Une intersyndicale FSU, UNSA Education, CFDT EFRP, CGT Educ'action, SUD Education (mais donc sans FO ni le SNALC) "appelle à une semaine de mobilisation du 30 mars au 3 avril, sous la forme d'actions diversifiées, dont une journée de grève le 31 mars". Les organisations syndicales, qui parlent d'une seule voix, évoquent "l'épuisement" des personnels, et un risque de fragilisation "jusqu'à la rupture", tandis que "l'écart se creuse avec l'enseignement privé" et que le nombre d'élèves par classe va augmenter, que, dans les lycées, "l'offre de formation se rabougrit", que dans le premier degré, 1 200 classes au moins devraient fermer... Elles se promettent d'interpeller les parlementaires et les candidats à l'élection présidentielle, "hors extrême droite" avec qui elles n'envisagent pas de dialoguer. 

Pour sa part, la section de Seine-Saint-Denis du SNUIPP (le syndicat FSU du 1er degré) dénonce "une saignée inacceptable" pour les écoles du département puisque le ministère y demande, selon l'organisation syndicale, 67 suppressions de postes qui provoqueront "296 fermetures de classes pour seulement 115 ouvertures". Elle fait valoir que la dépense par élève dans le 93 serait de "près de 30 %" inférieure à la moyenne nationale.
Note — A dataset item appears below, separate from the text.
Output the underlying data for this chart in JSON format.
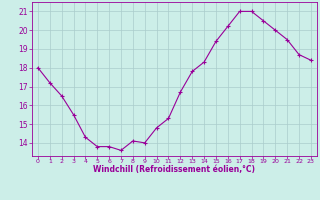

La création de 16 postes supplémentaires en RASED constitue certes "un signal" mais la situation restera "très loin des besoins" d'autant qu'elle s'accompagne de la fermeture de 10 postes de CAS-EBEP (conseiller d’aide à la scolarisation des élèves à besoins éducatifs particuliers).

A Paris, selon le SNUIPP, seraient prévues 172 fermetures de classes, 20 ouvertures et la création de 40 postes d’enseignant-es. Il estime à 200 le nombre de postes de remplaçant-es qui devraient être créés pour couvrir toutes les absences.

Par ailleurs, la CGT Éduc’action s’oppose aux propositions ministérielles qui lui ont été présentées "suite aux Assises de la santé scolaire", elle considère que la création de 100 postes d'infirmier·ères, d'autant de psychologues et d'autant d'assistant·es de service social pour la rentrée 2026 "est une goutte d’eau dans l’océan des besoins. Est également prévue la mise en place de deux référent·es santé mentale (hors personnels médicaux et sociaux) dans chaque établissement du 2nd degré et dans chaque circonscription du 1er degré, ils "suivraient une pseudo-formation d’une journée".